Dawn y yo nos sentíamos devastados. Obviamente. Pero Amy estaba inconsolable. Cuando supo de la mejoría de Michael, se había metido en la cabeza que iba a continuar mejorando. Se rehusó a creer que había tomado un giro para peor. Luego, cuando le explicamos que había muerto, lo único que hizo fue gritar. Gritó y lloró por días.
Un mes más tarde, cuando la realidad de la vida sin Michael finalmente había sido procesada, y los tres estábamos regresando paulatinamente a nuestras rutinas normales, me propuse que sería mi meta el ser más activo en la vida de Amy. No había estado ni ausente ni había sido distante, pero quería ser una fuerza de positividad y apoyo para mi hija. Después de un trauma como ese, era lo que ella necesitaba. Me aseguré de que estuviera viendo al psicólogo de la escuela, y programé una sesión de terapia familiar para la semana siguiente. Estaba determinado a no dejar que nuestra tragedia familiar marcara a Amy más de lo debido.
La noche previa a nuestra sesión de terapia, un tiempo después de que me había quedado dormido, me desperté ante Amy parada a un lado de mi cama. Podía escucharla llorando. Le pregunté si quería dormir conmigo esa noche, pero no me contestó. Entre sus sollozos, podía sentir su aliento sobre mi cara. El llanto continuó.
—¿Te encuentras bien, cariño? —le pregunté, buscando torpemente el interruptor de la lámpara vieja a un lado de mi cama, hasta que finalmente la encendí. Dejé escapar un grito ahogado.

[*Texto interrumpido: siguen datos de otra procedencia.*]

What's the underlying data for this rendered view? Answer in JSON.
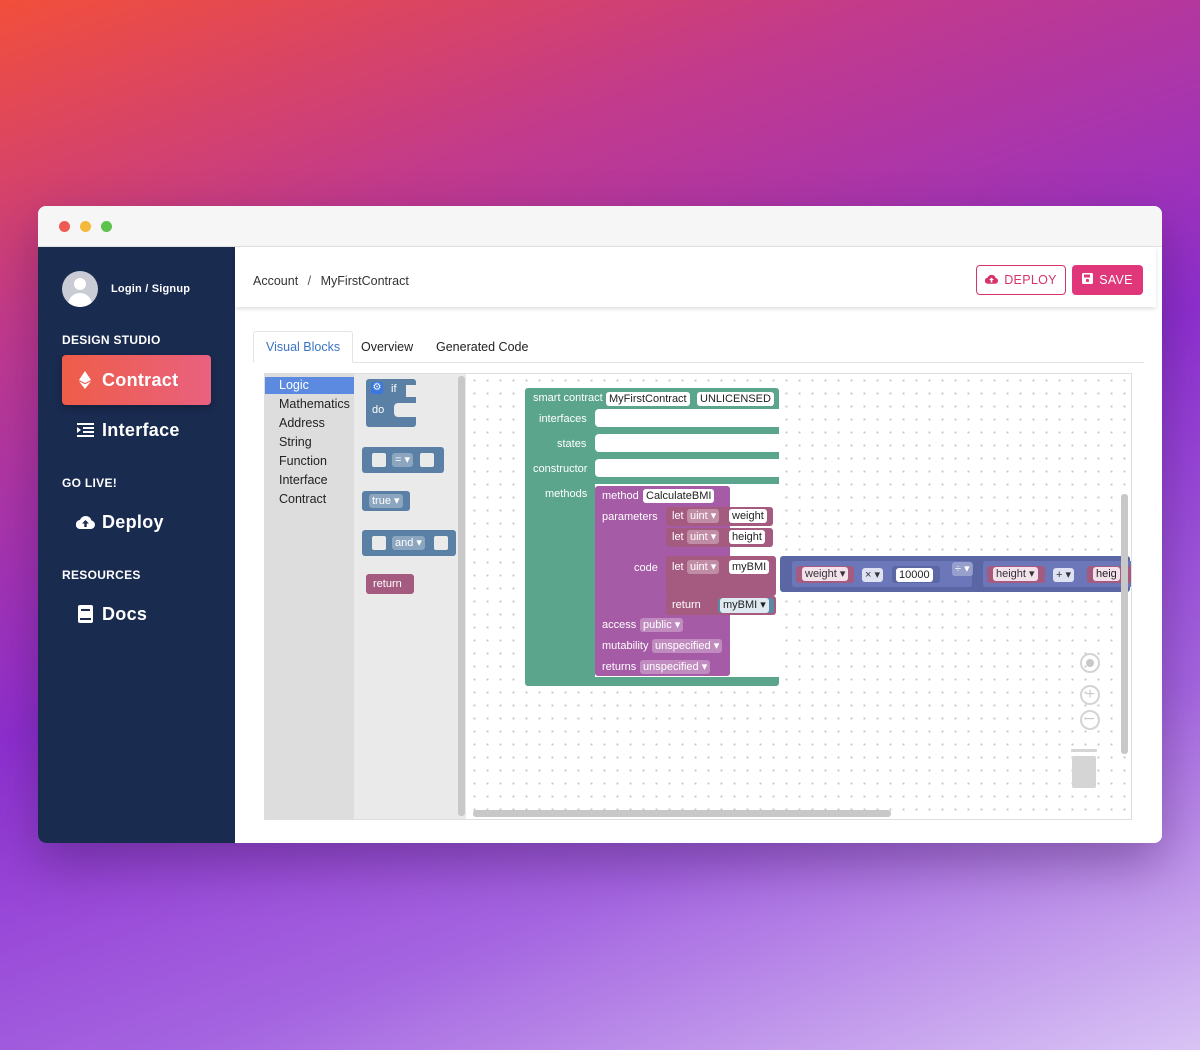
{
  "sidebar": {
    "login_label": "Login / Signup",
    "design_section": "DESIGN STUDIO",
    "contract_label": "Contract",
    "interface_label": "Interface",
    "golive_section": "GO LIVE!",
    "deploy_label": "Deploy",
    "resources_section": "RESOURCES",
    "docs_label": "Docs"
  },
  "header": {
    "breadcrumb_root": "Account",
    "breadcrumb_separator": "/",
    "breadcrumb_current": "MyFirstContract",
    "deploy_button": "DEPLOY",
    "save_button": "SAVE"
  },
  "tabs": [
    {
      "label": "Visual Blocks",
      "active": true
    },
    {
      "label": "Overview",
      "active": false
    },
    {
      "label": "Generated Code",
      "active": false
    }
  ],
  "toolbox": {
    "categories": [
      "Logic",
      "Mathematics",
      "Address",
      "String",
      "Function",
      "Interface",
      "Contract"
    ],
    "selected": "Logic"
  },
  "flyout": {
    "if_label": "if",
    "do_label": "do",
    "compare_op": "= ▾",
    "bool_value": "true ▾",
    "and_op": "and ▾",
    "return_label": "return"
  },
  "contract_block": {
    "title_label": "smart contract",
    "name": "MyFirstContract",
    "license": "UNLICENSED",
    "interfaces_label": "interfaces",
    "states_label": "states",
    "constructor_label": "constructor",
    "methods_label": "methods"
  },
  "method_block": {
    "method_label": "method",
    "method_name": "CalculateBMI",
    "parameters_label": "parameters",
    "param1": {
      "let": "let",
      "type": "uint ▾",
      "name": "weight"
    },
    "param2": {
      "let": "let",
      "type": "uint ▾",
      "name": "height"
    },
    "code_label": "code",
    "code_let": {
      "let": "let",
      "type": "uint ▾",
      "name": "myBMI"
    },
    "expr": {
      "weight": "weight ▾",
      "times": "× ▾",
      "constant": "10000",
      "divide": "÷ ▾",
      "height": "height ▾",
      "plus": "+ ▾",
      "height_cut": "heig"
    },
    "return_label": "return",
    "return_value": "myBMI ▾",
    "access_label": "access",
    "access_value": "public ▾",
    "mutability_label": "mutability",
    "mutability_value": "unspecified ▾",
    "returns_label": "returns",
    "returns_value": "unspecified ▾"
  },
  "colors": {
    "sidebar_bg": "#1a2b50",
    "accent": "#e0367a",
    "contract_green": "#5ba58c",
    "method_purple": "#a55ba5",
    "logic_blue": "#5b80a5"
  }
}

El rostro de Amy estaba bañado en sangre. Me estaba observando fijamente con sus ojos abiertos de par en par, con una combinación de terror y furia. Tenía su mano a la altura de su boca. A medida que mis ojos se adaptaron al brillo de la lámpara, me exalté. Dawn se despertó con una sacudida y gritó.
En las manos de Amy había dos pedazos sangrientos de piel con cabello saliendo de ellos. Continuaba mirándome con enojo mientras sollozaba. No, me di cuenta de que no era con enojo. El pánico floreció dentro de mi pecho y se me dificultó la respiración. Piel andrajosa goteaba sangre por los ojos de Amy mientras ella le soplaba alientos calientes y alarmados a las pestañas amputadas que se encontraban en su palma. Las pestañas se mecieron en el aire húmedo.
—No dejé de desear que Michael regresara —se lamentó—. Pero no sirvo para esto. ¿Podrías ayudarme a desear? ¿Por favor?